The Financial Conduct Authority (FCA) in the United Kingdom has specified details on its recently published rules for crypto-asset businesses based in the country. The FCA made amendments to its initial proposal for a fees structure to crypto-asset firms charging £2,000 for those businesses that have an income from asset activity up to £250,000 and £10,000 for companies with a profit from asset activity greater than £250,000.
The initial proposal made by the FCA in October 2019 involved a flat application fee of £5,000 for the registration of the business to recover an approximate of £400,000 in gateway costs from 80 potential businesses applicable to the fees in the UK that were known to the FCA. This initial proposal has now been amended due to discussions that were made with the 80 potential applicants with multiple written consultation responses claiming that the proposed £5,000 would be too hefty a fee for many start-ups and smaller crypto-asset businesses.
FCA’s Guidelines for New Crypto Business
The FCA is also taking new registrants apart from the already recognized 80. Under consideration that the newer applicants might not have had an opportunity to include the fees into their business plans, the FCA has made the current amendments to provide concessions in the fees, reducing them to £2,000 and £10,000 based on income generated from their trading businesses.
The application fee is not refundable under the case that the applicant refuses registration. If an ineligible applicant applies, maximum efforts will be made from the FCA’s part to refund the application fees.

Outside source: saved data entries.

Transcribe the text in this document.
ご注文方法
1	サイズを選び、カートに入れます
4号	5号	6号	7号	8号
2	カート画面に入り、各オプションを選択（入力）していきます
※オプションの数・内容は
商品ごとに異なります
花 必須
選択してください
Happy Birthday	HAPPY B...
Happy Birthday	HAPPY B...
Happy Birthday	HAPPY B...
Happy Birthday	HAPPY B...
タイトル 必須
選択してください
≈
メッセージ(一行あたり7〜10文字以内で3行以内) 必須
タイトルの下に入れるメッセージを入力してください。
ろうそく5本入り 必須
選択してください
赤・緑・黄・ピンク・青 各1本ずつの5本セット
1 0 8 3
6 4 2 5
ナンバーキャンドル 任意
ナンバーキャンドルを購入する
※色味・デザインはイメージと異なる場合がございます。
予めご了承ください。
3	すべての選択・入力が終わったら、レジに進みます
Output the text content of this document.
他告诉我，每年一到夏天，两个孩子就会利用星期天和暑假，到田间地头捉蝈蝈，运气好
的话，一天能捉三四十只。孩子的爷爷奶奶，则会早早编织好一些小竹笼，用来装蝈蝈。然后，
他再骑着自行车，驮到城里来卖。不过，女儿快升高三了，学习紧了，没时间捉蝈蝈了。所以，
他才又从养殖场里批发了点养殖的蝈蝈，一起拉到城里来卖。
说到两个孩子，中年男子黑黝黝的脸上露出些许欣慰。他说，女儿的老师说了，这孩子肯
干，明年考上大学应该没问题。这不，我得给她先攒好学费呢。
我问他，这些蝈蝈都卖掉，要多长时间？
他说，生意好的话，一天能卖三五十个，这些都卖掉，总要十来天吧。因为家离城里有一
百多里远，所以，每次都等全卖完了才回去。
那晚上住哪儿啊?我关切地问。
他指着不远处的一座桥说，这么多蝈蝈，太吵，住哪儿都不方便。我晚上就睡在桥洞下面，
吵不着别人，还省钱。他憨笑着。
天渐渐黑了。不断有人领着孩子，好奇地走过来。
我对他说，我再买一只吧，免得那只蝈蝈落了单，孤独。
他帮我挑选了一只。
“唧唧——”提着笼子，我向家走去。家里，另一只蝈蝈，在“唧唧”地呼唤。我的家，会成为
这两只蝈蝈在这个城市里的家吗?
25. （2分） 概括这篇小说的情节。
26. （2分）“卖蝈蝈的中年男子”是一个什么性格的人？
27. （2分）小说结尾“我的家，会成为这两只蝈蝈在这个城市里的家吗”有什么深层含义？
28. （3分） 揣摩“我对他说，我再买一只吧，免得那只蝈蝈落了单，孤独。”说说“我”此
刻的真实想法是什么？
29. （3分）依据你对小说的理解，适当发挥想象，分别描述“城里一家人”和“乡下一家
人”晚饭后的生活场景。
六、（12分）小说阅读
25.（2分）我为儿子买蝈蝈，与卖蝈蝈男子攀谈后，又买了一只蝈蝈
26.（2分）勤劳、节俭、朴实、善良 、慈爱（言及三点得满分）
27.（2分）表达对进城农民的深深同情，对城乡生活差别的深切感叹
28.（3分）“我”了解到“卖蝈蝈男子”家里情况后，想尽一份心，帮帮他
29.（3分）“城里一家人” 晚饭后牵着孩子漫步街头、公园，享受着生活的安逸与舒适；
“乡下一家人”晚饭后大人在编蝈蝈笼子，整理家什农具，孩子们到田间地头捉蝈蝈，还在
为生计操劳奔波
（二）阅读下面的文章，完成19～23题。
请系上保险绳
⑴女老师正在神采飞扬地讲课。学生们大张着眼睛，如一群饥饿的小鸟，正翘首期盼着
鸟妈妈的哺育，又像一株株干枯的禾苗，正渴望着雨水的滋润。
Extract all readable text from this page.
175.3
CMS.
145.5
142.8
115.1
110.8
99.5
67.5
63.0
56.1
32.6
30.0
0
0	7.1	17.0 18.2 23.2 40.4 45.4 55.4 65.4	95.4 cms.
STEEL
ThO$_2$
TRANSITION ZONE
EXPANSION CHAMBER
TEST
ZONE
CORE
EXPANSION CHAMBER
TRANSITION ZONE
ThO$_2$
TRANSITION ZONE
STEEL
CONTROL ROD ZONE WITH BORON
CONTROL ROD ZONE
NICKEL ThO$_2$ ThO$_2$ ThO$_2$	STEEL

The fees will also not be refunded if the business had been using the gateway to test their eligibility.
Some suggestions that were made also included avoiding regulatory fees and regulation entirely for smaller businesses. On which the FCA responded with no commiseration by stating that they were obliged by Parliament instruction to regulate all crypto-asset businesses regardless of their operational scale.
The FCA believes that it is only fair that all crypto-asset businesses contribute a small portion of their income to the supervision and regulation of their trade. The FCA also states that smaller brokers who trade for a hobby may not have to be registered under the MLRs since it doesn’t qualify as a business. Such brokers should ideally, therefore, check whether they are obliged to be registered under the FCA.